Abstract: In stochastic control applications, typically only an ideal model is assumed, or learned from available incomplete data, based on which an optimal control is designed and then applied to the actual system. This leads to the problem of robustness to model mismatch. An additional related problem is on discrete time/space approximations of optimal control problems involving continuous space and time, which can also be interpreted as a structured form of robustness.

In this talk, we will address these closely related problems for controlled diffusion models.

We first establish the robustness of optimal policies (under several cost criteria) with respect to functional perturbations of the system. Our approach builds on the regularity properties of optimality equations via a PDE theoretic analysis of HJB equations leading to a unified approach for several cost evaluation criteria. Then, we show the continuity of the expected costs as functions of policies over the space of stationary control policies when the policies are given a topology introduced in [Borkar'89]. The same applies for finite horizon problems when the control policies are Markov, and the topology is revised to include time also as a parameter. We then establish that finite action/piecewise constant stationary policies are dense in the space of stationary Markov policies under this topology and the same holds for continuous policies. Using these, we establish that finite action/piecewise constant policies approximate optimal stationary policies with arbitrary precision.

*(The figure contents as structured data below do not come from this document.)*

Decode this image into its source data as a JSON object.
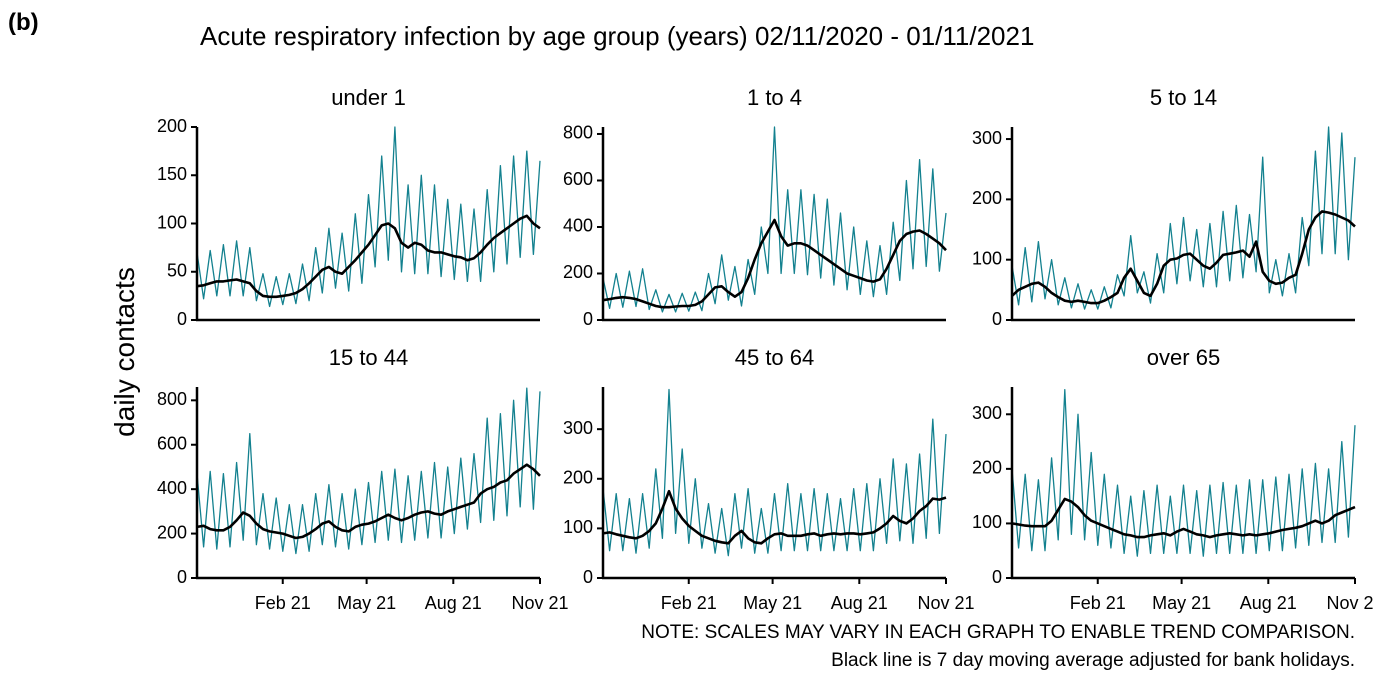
{
  "chart_data": {
    "type": "line",
    "label": "(b)",
    "title": "Acute respiratory infection by age group (years) 02/11/2020 - 01/11/2021",
    "y_label": "daily contacts",
    "note": "NOTE: SCALES MAY VARY IN EACH GRAPH TO ENABLE TREND COMPARISON.",
    "footnote": "Black line is 7 day moving average adjusted for bank holidays.",
    "xlim": [
      0,
      364
    ],
    "xticks": [
      {
        "value": 91,
        "label": "Feb 21"
      },
      {
        "value": 180,
        "label": "May 21"
      },
      {
        "value": 272,
        "label": "Aug 21"
      },
      {
        "value": 364,
        "label": "Nov 21"
      }
    ],
    "x": [
      0,
      7,
      14,
      21,
      28,
      35,
      42,
      49,
      56,
      63,
      70,
      77,
      84,
      91,
      98,
      105,
      112,
      119,
      126,
      133,
      140,
      147,
      154,
      161,
      168,
      175,
      182,
      189,
      196,
      203,
      210,
      217,
      224,
      231,
      238,
      245,
      252,
      259,
      266,
      273,
      280,
      287,
      294,
      301,
      308,
      315,
      322,
      329,
      336,
      343,
      350,
      357,
      364
    ],
    "facets": [
      {
        "title": "under 1",
        "ylim": [
          0,
          200
        ],
        "yticks": [
          0,
          50,
          100,
          150,
          200
        ],
        "series": [
          {
            "color": "#13818f",
            "values": [
              70,
              22,
              72,
              25,
              78,
              25,
              82,
              25,
              75,
              20,
              48,
              14,
              45,
              16,
              48,
              17,
              58,
              20,
              75,
              28,
              95,
              33,
              90,
              30,
              110,
              38,
              130,
              55,
              170,
              62,
              200,
              50,
              140,
              48,
              150,
              48,
              140,
              45,
              125,
              42,
              120,
              40,
              115,
              40,
              135,
              50,
              160,
              58,
              170,
              65,
              175,
              68,
              165
            ]
          },
          {
            "color": "#000000",
            "values": [
              35,
              36,
              38,
              40,
              40,
              41,
              42,
              40,
              38,
              30,
              25,
              24,
              24,
              25,
              26,
              28,
              32,
              38,
              45,
              52,
              55,
              50,
              48,
              55,
              62,
              70,
              78,
              88,
              98,
              100,
              95,
              80,
              75,
              80,
              78,
              72,
              70,
              70,
              68,
              66,
              65,
              62,
              64,
              70,
              78,
              85,
              90,
              95,
              100,
              105,
              108,
              100,
              95
            ]
          }
        ]
      },
      {
        "title": "1 to 4",
        "ylim": [
          0,
          830
        ],
        "yticks": [
          0,
          200,
          400,
          600,
          800
        ],
        "series": [
          {
            "color": "#13818f",
            "values": [
              180,
              50,
              200,
              55,
              210,
              58,
              220,
              45,
              130,
              35,
              110,
              35,
              115,
              38,
              120,
              40,
              200,
              70,
              280,
              85,
              230,
              60,
              260,
              110,
              400,
              200,
              830,
              200,
              560,
              200,
              560,
              195,
              540,
              180,
              520,
              150,
              460,
              130,
              400,
              110,
              340,
              100,
              320,
              110,
              420,
              170,
              600,
              220,
              690,
              230,
              650,
              210,
              460
            ]
          },
          {
            "color": "#000000",
            "values": [
              85,
              90,
              95,
              98,
              95,
              90,
              80,
              70,
              60,
              55,
              55,
              58,
              60,
              60,
              65,
              80,
              110,
              140,
              145,
              120,
              100,
              120,
              180,
              260,
              330,
              380,
              430,
              360,
              320,
              330,
              330,
              320,
              300,
              280,
              260,
              240,
              220,
              200,
              190,
              180,
              170,
              165,
              175,
              220,
              280,
              340,
              370,
              380,
              385,
              370,
              350,
              330,
              300
            ]
          }
        ]
      },
      {
        "title": "5 to 14",
        "ylim": [
          0,
          320
        ],
        "yticks": [
          0,
          100,
          200,
          300
        ],
        "series": [
          {
            "color": "#13818f",
            "values": [
              90,
              25,
              120,
              30,
              130,
              35,
              100,
              25,
              70,
              20,
              60,
              18,
              50,
              18,
              55,
              20,
              75,
              40,
              140,
              45,
              80,
              28,
              110,
              45,
              160,
              60,
              170,
              65,
              150,
              55,
              160,
              55,
              180,
              65,
              190,
              70,
              175,
              80,
              270,
              45,
              100,
              40,
              110,
              45,
              170,
              90,
              280,
              110,
              320,
              110,
              310,
              100,
              270
            ]
          },
          {
            "color": "#000000",
            "values": [
              40,
              50,
              55,
              60,
              62,
              55,
              45,
              38,
              32,
              30,
              32,
              30,
              28,
              28,
              32,
              38,
              45,
              70,
              85,
              65,
              45,
              40,
              60,
              90,
              100,
              102,
              108,
              110,
              100,
              90,
              85,
              95,
              108,
              110,
              112,
              115,
              105,
              130,
              80,
              65,
              60,
              62,
              70,
              75,
              110,
              150,
              170,
              180,
              178,
              175,
              170,
              165,
              155
            ]
          }
        ]
      },
      {
        "title": "15 to 44",
        "ylim": [
          0,
          860
        ],
        "yticks": [
          0,
          200,
          400,
          600,
          800
        ],
        "series": [
          {
            "color": "#13818f",
            "values": [
              470,
              140,
              480,
              130,
              470,
              140,
              520,
              170,
              650,
              150,
              380,
              130,
              360,
              120,
              330,
              110,
              330,
              120,
              380,
              150,
              420,
              140,
              380,
              130,
              400,
              150,
              430,
              160,
              480,
              170,
              490,
              160,
              460,
              170,
              480,
              180,
              520,
              180,
              500,
              200,
              540,
              220,
              560,
              250,
              720,
              260,
              740,
              280,
              800,
              320,
              855,
              310,
              840
            ]
          },
          {
            "color": "#000000",
            "values": [
              230,
              235,
              220,
              215,
              215,
              230,
              260,
              295,
              280,
              245,
              220,
              210,
              205,
              200,
              190,
              180,
              185,
              200,
              220,
              245,
              255,
              230,
              215,
              210,
              230,
              240,
              245,
              255,
              270,
              285,
              270,
              260,
              270,
              285,
              295,
              300,
              290,
              285,
              300,
              310,
              320,
              330,
              340,
              380,
              400,
              410,
              430,
              440,
              470,
              490,
              510,
              490,
              460
            ]
          }
        ]
      },
      {
        "title": "45 to 64",
        "ylim": [
          0,
          385
        ],
        "yticks": [
          0,
          100,
          200,
          300
        ],
        "series": [
          {
            "color": "#13818f",
            "values": [
              180,
              55,
              170,
              55,
              160,
              50,
              170,
              60,
              220,
              80,
              380,
              90,
              260,
              70,
              200,
              60,
              150,
              50,
              140,
              45,
              170,
              60,
              180,
              50,
              140,
              50,
              170,
              55,
              190,
              55,
              170,
              55,
              180,
              55,
              170,
              55,
              160,
              55,
              180,
              55,
              190,
              55,
              200,
              70,
              240,
              75,
              230,
              70,
              250,
              80,
              320,
              90,
              290
            ]
          },
          {
            "color": "#000000",
            "values": [
              90,
              92,
              88,
              85,
              82,
              80,
              85,
              95,
              110,
              140,
              175,
              140,
              120,
              105,
              95,
              85,
              80,
              75,
              72,
              70,
              85,
              95,
              80,
              72,
              70,
              80,
              88,
              90,
              85,
              85,
              85,
              88,
              90,
              85,
              88,
              90,
              88,
              90,
              90,
              88,
              90,
              92,
              100,
              110,
              125,
              115,
              110,
              120,
              135,
              145,
              160,
              158,
              162
            ]
          }
        ]
      },
      {
        "title": "over 65",
        "ylim": [
          0,
          350
        ],
        "yticks": [
          0,
          100,
          200,
          300
        ],
        "series": [
          {
            "color": "#13818f",
            "values": [
              200,
              55,
              190,
              50,
              180,
              50,
              220,
              70,
              345,
              80,
              300,
              70,
              230,
              60,
              190,
              55,
              170,
              45,
              150,
              40,
              160,
              45,
              170,
              45,
              150,
              45,
              170,
              45,
              160,
              40,
              170,
              45,
              175,
              45,
              170,
              45,
              180,
              45,
              180,
              50,
              185,
              50,
              190,
              55,
              200,
              60,
              210,
              65,
              200,
              65,
              250,
              75,
              280
            ]
          },
          {
            "color": "#000000",
            "values": [
              100,
              98,
              96,
              95,
              95,
              95,
              105,
              125,
              145,
              140,
              130,
              115,
              105,
              100,
              95,
              90,
              85,
              80,
              78,
              75,
              75,
              78,
              80,
              82,
              78,
              85,
              90,
              85,
              80,
              78,
              75,
              78,
              80,
              82,
              80,
              78,
              80,
              78,
              80,
              82,
              85,
              88,
              90,
              92,
              95,
              100,
              105,
              100,
              105,
              115,
              120,
              125,
              130
            ]
          }
        ]
      }
    ]
  }
}
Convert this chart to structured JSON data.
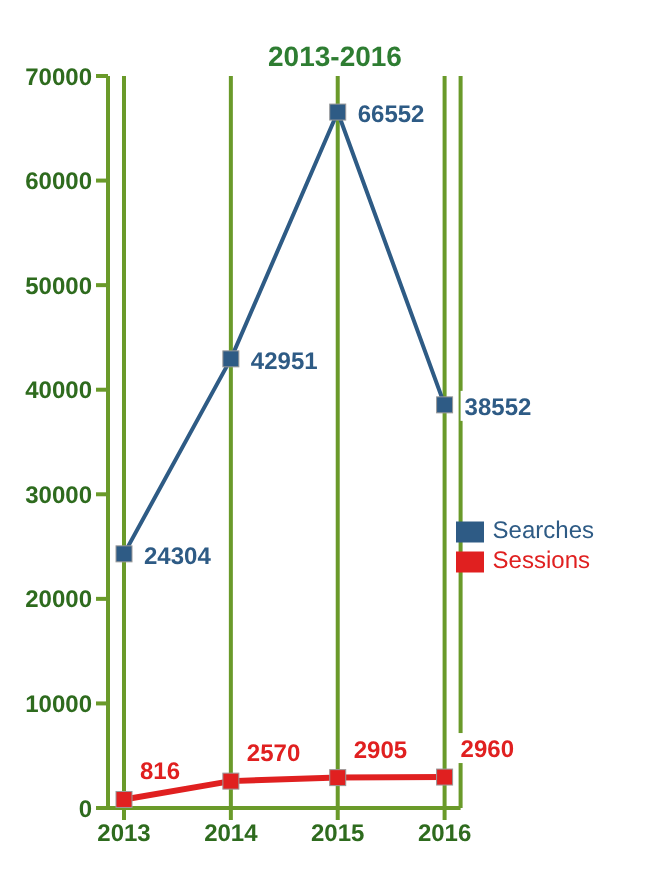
{
  "chart_data": {
    "type": "line",
    "title": "2013-2016",
    "categories": [
      "2013",
      "2014",
      "2015",
      "2016"
    ],
    "series": [
      {
        "name": "Sessions",
        "color": "#e02020",
        "values": [
          816,
          2570,
          2905,
          2960
        ]
      },
      {
        "name": "Searches",
        "color": "#2e5b85",
        "values": [
          24304,
          42951,
          66552,
          38552
        ]
      }
    ],
    "ylim": [
      0,
      70000
    ],
    "yticks": [
      0,
      10000,
      20000,
      30000,
      40000,
      50000,
      60000,
      70000
    ],
    "grid": "x",
    "legend": "right",
    "marker": "square",
    "line_style": "solid",
    "data_labels": true
  }
}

In the second part of the talk, we focus on discrete-time approximations: By providing an appropriate topology on control policies, showing continuous dependence of expected costs in the policies (via several methods tailored to the information structures), and approximating them with piece-wise constant admissible policies, we show that for a large class of controlled diffusions with full information, partial information and decentralized information, we can obtain a sequence of discrete-time Markov Decision Problems (and their partially observed or  decentralized/multi-agent counterparts) whose solutions are asymptotically optimal as the discretization steps decrease to zero. These provide a unified approximation paradigm for controlled diffusions under general information. In particular, numerical or reinforcement learning methods for discrete-time models (under full state information, partial-state information or decentralized information) can be applied for continuous-time models with rigorous near-optimality results.

Bio: Dr. Somnath Pradhan is a Coleman postdoctoral fellow in the Department of Mathematics and Statistics at Queen’s University, Canada. He was a National postdoctoral fellow in the Department of Mathematics at Indian Institute of Science Education and Research, Pune, India from 2019-21. He obtained his Ph.D. in Mathematics from the Indian Institute of Science in 2019. His research interests include stochastic processes and its application to stochastic control theory and related fields such as stochastic systems, filtering theory, learning theory, stochastic games, and dynamical systems.